Os juristas têm falado pouco sobre o julgamento em curso no STF. O que o senhor achou até aqui?
O STF tem conduzido o julgamento de forma irrepreensível, com sobriedade e equilíbrio, assegurando o direito de defesa e a isonomia entre todos os réus, permitindo o acesso de qualquer cidadão às dependências do tribunal e propiciando o acompanhamento ao vivo pela TV Justiça. Eu não acompanhei todas as sessões, mas é certo que nunca um julgamento foi tão aberto e transparente, o que é um sinal de vitalidade e aprimoramento de nossa democracia. Não posso ter opinião sobre quem seja culpado ou inocente, sobre quais crimes foram ou não cometidos. Nem eu nem ninguém, afora os ministros, que, com independência e propriedade, agora vão cotejar acusação e defesa com os autos do processo e formar, cada um, sua convicção. Mas todos devem estar preparados para uma coisa, que é certa: o Supremo não absolverá nenhum réu contra o qual haja provas. E, da mesma forma, não condenará ninguém na ausência de provas consistentes. É isso que o meio jurídico espera. E é essa a tradição historicamente construída por nossa mais alta Corte, com base nos princípios universais do direito e nas garantias individuais fixadas pela nossa Constituição. Por que o Supremo iria agora vergar-se a pressões externas, comprometendo sua reputação nacional e internacional?

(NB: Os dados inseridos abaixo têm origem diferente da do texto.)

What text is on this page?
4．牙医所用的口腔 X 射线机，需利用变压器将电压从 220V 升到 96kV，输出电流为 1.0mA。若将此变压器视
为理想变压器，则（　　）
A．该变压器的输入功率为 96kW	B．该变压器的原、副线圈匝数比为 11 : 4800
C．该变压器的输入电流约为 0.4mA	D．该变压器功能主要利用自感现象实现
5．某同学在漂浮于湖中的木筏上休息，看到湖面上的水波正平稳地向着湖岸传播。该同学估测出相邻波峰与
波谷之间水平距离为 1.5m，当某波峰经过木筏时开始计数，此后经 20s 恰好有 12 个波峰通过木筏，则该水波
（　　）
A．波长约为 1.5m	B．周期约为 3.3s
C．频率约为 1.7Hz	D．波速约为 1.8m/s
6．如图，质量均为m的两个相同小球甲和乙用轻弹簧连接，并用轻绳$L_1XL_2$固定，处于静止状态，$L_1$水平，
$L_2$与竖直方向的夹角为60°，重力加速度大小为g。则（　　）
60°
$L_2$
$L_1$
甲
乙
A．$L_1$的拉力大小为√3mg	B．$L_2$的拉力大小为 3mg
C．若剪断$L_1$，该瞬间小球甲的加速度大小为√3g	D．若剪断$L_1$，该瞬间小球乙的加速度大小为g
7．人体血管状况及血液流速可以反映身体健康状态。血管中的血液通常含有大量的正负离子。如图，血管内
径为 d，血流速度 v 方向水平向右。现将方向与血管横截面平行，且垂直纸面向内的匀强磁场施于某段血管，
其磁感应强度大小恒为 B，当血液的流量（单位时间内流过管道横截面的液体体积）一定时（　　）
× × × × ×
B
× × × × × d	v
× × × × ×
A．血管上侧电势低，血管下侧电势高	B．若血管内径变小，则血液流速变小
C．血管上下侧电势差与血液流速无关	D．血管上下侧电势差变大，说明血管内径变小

De onde partem essas pressões externas?
O barulho da imprensa, a falta de proporções, é uma forma de pressão. O barulho foi muito menor, por exemplo, quando houve a grave denúncia de compra de votos para a mudança constitucional que permitiu a reeleição. É indiscutível que a imprensa e os meios de comunicação eletrônicos, alguns mais que os outros, vêm tentando influenciar o julgamento, conduzi-lo em determinada direção. A cobertura tem uma inclinação muito clara e expressa a opinião dos veículos, a chamada opinião publicada, como se fosse a opinião pública, que é coisa diferente. Isso vem de 2005, da cobertura do escândalo e da CPI, e voltou agora, com o julgamento. Primeiro, a imprensa prejulgou e condenou. Agora, tenta fazer com que sua condenação prevaleça, embora nos últimos dias tenha havido mais abertura ao contraditório. Tenho lido críticas na imprensa à própria imprensa, talvez por cautela, pois não havendo condenação ampla e irrestrita, a imprensa teria que criticar o Supremo. Mas por um longo tempo a mídia tratou as acusações como crimes provados, usando inclusive uma linguagem indevida.
Por exemplo...
Com referências afirmativas e categóricas às acusações. Acho especialmente violador do princípio da presunção da inocência, e acredito que de preceitos éticos da própria imprensa, o uso da palavra mensalão como fato, com dispensa de qualquer ressalva, ainda que fosse colocando o verbo no condicional. Há sete anos, lemos e ouvimos referências taxativas a mensalão e mensaleiros. Chamar alguém de mensaleiro é dizer que ele vendia seu voto recebendo propinas mensais, conforme a denúncia inicial que deu origem a todo o escândalo. Fazer isso sem provas equivale a chamar alguém de assassino apenas porque outro o apontou como tal. E, no entanto, vemos com frequência, na cobertura de casos de homicídio, o uso da expressão ;suposto assassino;. Foi para garantir a observância de um princípio fundamental do direito ; ninguém será condenado até prova em contrário ;, e não a elegância verbal, que o presidente Ayres Britto, acertadamente, determinou que, no âmbito do tribunal, fosse usada a expressão ;Ação Penal 470; em lugar de ;julgamento do mensalão;. Vamos esperar. Depois que o tribunal decidir, poderão dizer se houve quadrilha, se houve mensalão e tudo o mais. Não antes.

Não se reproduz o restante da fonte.